Thursday, 14 November 2013

Madness is Rare in Individuals

Book Review: The True Believer: Thoughts on the Nature of Mass Movements by Eric Hoffer (New York: Harper Perennial, 2010)





Blurb: A stevedore on the San Francisco docks in the 1940s, Eric Hoffer wrote philosophical treatises in his spare time while living in the railroad yards. The True Believer –the first and most famous of his books – became a bestseller when President Eisenhower cited it during one of the earliest televised press conferences. Completely relevant and essential for understanding the world today, The True Believer is a visionary, provocative look into the mind of the fanatic and a penetrating study of how an individual becomes one.

The author: Eric Hoffer (1902-1983) was self-educated and lived the life of a drifter through the 1930s. After Pearl Harbor, he worked as a longshoreman in San Francisco for twenty-five years. He is the author of ten books, including The Passionate State of Mind, The Ordeal of Change, and The Temper of Our Time. He was awarded the Presidential Medal of Freedom in 1983 and died later that year.

This book first came to my attention in 2010, after the failed IPCC summit on climate change in Copenhagen in December 2009, followed by the “climategate” emails of the preceding months, had all of a sudden cast doubt on what was arguably the most significant mass movement of the age. The scare was not quite what is had been hyped up to be, but certain people, even to this day, still cling doggedly to the belief that the world is warming up and mankind is primarily to blame, especially through our emission of carbon dioxide. Back in 2010, I noticed that such people were being labelled as “true believers”, and the purport was that such people’s faith never wavered in the slightest, regardless of the ever-emerging cracks or even overwhelming evidence that what they had called for and advocated no longer held up under scrutiny.  For further details, one had to read Eric Hoffer’s book, which was first published in 1951.

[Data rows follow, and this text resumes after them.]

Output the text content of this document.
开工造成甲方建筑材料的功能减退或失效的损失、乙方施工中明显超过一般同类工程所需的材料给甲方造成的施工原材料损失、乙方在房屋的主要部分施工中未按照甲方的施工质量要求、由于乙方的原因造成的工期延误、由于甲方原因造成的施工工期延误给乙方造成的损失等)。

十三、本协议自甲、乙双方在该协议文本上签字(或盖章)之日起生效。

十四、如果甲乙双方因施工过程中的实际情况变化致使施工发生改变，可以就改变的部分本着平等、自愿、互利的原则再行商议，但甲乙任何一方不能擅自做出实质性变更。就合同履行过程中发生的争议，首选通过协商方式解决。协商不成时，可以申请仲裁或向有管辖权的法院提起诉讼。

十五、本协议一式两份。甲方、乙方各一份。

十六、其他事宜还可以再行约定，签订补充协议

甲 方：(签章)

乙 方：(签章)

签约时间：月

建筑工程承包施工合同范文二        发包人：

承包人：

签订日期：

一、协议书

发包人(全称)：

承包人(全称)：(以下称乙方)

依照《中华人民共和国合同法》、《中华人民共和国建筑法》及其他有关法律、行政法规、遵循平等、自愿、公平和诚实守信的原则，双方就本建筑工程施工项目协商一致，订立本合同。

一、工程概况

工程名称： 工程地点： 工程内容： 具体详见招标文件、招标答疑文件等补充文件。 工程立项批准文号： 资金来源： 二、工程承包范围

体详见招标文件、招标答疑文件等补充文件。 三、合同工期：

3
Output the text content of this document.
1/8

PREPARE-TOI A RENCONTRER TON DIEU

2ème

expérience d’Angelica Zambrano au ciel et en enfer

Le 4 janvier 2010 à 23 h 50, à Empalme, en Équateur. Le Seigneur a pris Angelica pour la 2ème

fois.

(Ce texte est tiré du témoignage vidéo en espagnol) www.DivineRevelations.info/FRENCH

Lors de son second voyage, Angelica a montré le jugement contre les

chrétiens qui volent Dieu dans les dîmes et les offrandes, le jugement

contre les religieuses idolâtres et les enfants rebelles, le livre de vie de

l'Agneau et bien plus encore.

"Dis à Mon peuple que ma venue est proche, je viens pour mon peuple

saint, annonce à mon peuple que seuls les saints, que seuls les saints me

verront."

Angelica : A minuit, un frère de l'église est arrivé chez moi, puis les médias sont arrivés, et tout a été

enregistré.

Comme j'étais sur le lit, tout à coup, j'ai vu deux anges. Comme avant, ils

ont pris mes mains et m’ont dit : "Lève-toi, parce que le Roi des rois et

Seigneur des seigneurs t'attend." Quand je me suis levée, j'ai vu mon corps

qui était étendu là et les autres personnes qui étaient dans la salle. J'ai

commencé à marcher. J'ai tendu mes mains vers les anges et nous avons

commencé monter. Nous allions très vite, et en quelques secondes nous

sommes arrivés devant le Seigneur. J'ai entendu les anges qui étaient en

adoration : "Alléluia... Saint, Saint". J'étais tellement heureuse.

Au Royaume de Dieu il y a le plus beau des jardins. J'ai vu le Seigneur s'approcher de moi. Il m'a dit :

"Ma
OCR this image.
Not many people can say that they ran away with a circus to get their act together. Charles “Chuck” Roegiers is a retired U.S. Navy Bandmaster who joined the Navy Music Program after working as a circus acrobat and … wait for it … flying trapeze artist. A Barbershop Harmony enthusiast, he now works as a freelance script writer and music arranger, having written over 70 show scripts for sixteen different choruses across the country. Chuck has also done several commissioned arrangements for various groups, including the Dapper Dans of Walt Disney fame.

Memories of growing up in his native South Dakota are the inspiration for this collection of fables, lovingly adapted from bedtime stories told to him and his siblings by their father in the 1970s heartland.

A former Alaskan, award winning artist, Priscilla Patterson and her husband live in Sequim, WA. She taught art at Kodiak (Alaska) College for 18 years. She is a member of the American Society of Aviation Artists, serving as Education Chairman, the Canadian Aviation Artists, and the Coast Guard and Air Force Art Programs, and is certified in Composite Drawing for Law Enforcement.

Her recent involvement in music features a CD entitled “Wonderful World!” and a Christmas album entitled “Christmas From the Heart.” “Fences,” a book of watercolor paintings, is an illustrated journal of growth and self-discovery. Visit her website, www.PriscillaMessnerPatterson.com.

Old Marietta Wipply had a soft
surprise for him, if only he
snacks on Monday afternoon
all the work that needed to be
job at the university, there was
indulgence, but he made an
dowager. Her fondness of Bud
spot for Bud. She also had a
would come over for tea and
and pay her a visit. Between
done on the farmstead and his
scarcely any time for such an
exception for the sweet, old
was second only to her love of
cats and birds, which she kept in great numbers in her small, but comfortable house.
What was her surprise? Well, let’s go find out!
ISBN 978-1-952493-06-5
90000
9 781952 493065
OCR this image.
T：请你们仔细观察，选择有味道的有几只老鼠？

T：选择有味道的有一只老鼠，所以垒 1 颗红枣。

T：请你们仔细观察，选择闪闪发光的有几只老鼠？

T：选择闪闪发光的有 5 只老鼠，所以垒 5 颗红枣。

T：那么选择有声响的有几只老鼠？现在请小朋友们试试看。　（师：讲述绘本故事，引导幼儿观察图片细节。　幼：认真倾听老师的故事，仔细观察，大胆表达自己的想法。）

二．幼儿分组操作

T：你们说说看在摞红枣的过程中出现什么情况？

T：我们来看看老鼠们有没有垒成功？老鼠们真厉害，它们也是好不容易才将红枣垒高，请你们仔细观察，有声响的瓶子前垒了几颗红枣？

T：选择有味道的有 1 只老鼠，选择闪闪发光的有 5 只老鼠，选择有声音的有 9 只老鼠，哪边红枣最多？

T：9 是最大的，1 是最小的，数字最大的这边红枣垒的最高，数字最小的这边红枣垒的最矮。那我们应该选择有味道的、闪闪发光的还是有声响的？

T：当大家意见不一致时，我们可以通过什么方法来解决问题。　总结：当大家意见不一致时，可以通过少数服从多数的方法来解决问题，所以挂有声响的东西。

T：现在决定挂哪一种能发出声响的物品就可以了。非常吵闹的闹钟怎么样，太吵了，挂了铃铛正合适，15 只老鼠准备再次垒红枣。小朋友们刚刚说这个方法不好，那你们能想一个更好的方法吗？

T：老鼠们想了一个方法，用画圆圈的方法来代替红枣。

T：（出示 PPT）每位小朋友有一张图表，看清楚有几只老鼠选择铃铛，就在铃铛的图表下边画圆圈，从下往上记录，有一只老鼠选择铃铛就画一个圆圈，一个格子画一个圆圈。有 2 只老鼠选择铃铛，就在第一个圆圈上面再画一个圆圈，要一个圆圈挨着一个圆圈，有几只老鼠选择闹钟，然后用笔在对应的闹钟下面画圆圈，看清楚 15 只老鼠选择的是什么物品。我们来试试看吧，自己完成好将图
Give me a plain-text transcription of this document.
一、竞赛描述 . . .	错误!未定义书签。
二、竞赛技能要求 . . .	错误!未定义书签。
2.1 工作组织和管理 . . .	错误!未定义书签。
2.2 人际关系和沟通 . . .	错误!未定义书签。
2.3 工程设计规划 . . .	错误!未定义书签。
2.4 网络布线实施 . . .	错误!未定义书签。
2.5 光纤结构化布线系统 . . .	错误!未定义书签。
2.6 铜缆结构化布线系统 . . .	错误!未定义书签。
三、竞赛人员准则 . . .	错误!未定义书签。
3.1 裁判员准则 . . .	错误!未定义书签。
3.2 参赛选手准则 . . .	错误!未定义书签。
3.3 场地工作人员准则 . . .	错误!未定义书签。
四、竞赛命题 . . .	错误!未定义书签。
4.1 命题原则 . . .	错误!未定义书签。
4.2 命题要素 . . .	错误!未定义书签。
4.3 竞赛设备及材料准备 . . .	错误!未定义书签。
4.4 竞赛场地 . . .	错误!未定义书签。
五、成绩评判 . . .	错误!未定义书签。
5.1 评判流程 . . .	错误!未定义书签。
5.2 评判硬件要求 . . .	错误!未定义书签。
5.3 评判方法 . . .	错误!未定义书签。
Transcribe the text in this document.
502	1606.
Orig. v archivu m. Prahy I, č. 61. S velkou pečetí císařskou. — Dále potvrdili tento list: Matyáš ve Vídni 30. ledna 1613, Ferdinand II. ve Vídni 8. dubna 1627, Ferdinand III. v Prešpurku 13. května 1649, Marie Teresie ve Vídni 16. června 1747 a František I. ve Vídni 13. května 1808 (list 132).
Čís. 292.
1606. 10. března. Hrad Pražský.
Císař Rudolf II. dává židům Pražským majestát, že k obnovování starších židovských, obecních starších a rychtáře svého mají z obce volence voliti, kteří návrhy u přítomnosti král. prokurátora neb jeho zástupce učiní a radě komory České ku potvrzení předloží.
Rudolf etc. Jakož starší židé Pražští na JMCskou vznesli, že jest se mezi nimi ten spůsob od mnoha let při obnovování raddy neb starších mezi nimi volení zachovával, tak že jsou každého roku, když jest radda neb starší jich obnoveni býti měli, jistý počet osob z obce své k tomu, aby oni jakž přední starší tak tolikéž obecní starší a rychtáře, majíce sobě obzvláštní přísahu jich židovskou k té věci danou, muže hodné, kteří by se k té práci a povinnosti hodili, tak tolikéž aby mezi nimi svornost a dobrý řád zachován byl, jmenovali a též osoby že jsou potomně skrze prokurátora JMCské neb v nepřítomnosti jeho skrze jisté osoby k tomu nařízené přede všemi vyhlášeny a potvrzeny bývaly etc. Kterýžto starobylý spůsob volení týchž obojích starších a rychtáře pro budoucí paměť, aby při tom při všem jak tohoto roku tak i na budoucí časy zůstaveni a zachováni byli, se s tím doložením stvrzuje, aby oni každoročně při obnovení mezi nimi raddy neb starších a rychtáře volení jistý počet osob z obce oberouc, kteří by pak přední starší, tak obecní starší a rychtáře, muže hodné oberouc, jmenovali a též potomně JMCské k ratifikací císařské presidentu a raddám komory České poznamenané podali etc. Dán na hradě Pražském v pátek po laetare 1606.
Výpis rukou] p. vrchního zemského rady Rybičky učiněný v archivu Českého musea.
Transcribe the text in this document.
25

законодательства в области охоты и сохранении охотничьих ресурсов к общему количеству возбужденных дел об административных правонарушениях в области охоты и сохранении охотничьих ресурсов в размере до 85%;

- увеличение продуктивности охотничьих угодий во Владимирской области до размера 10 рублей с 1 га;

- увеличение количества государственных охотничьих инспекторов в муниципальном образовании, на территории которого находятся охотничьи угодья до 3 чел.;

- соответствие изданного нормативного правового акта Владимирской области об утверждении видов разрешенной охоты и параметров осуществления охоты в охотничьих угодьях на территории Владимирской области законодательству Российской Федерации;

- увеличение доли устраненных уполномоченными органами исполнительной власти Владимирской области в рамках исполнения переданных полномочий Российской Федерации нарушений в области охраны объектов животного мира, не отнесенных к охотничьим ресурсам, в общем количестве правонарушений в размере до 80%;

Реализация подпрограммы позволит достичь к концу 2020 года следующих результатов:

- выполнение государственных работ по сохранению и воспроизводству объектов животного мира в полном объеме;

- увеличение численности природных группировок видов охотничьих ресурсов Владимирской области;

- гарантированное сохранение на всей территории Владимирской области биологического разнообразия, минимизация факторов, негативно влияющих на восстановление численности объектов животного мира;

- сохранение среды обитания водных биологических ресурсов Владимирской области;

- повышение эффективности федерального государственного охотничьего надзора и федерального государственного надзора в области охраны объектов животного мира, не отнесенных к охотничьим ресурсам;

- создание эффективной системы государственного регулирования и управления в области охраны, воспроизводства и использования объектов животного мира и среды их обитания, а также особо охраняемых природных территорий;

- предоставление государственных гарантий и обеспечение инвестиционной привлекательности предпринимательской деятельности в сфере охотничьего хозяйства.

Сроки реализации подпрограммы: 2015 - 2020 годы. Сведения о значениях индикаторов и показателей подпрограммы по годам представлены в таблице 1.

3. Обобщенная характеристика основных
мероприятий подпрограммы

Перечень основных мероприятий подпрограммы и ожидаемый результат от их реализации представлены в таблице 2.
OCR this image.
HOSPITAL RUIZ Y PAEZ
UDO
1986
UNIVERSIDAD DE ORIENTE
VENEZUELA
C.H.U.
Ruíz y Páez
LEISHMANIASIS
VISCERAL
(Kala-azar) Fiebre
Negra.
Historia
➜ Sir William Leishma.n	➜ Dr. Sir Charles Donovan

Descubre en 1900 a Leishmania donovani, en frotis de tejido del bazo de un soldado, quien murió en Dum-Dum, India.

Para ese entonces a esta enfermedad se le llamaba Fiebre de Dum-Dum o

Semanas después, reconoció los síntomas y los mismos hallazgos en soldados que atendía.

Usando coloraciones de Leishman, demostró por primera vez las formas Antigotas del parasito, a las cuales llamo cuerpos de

In previous blog posts, it has been pointed out the truth is not something that everyone is sincerely seeking, and the proof is that the majority of humanity lives and dies upon other than Islam. Therefore, demonstrating that something is undoubtedly true is not always enough to convince someone, because it is not minds and intellects that are diseased; it is hearts. Furthermore, this book was first mentioned on this blog in relation to a post about the religiosity of the AGW movement, and the lady who appears in the debate with Viscount Monckton would fit the description of the “true believer” perfectly. Again, one can see that the truth is not the primary motivator.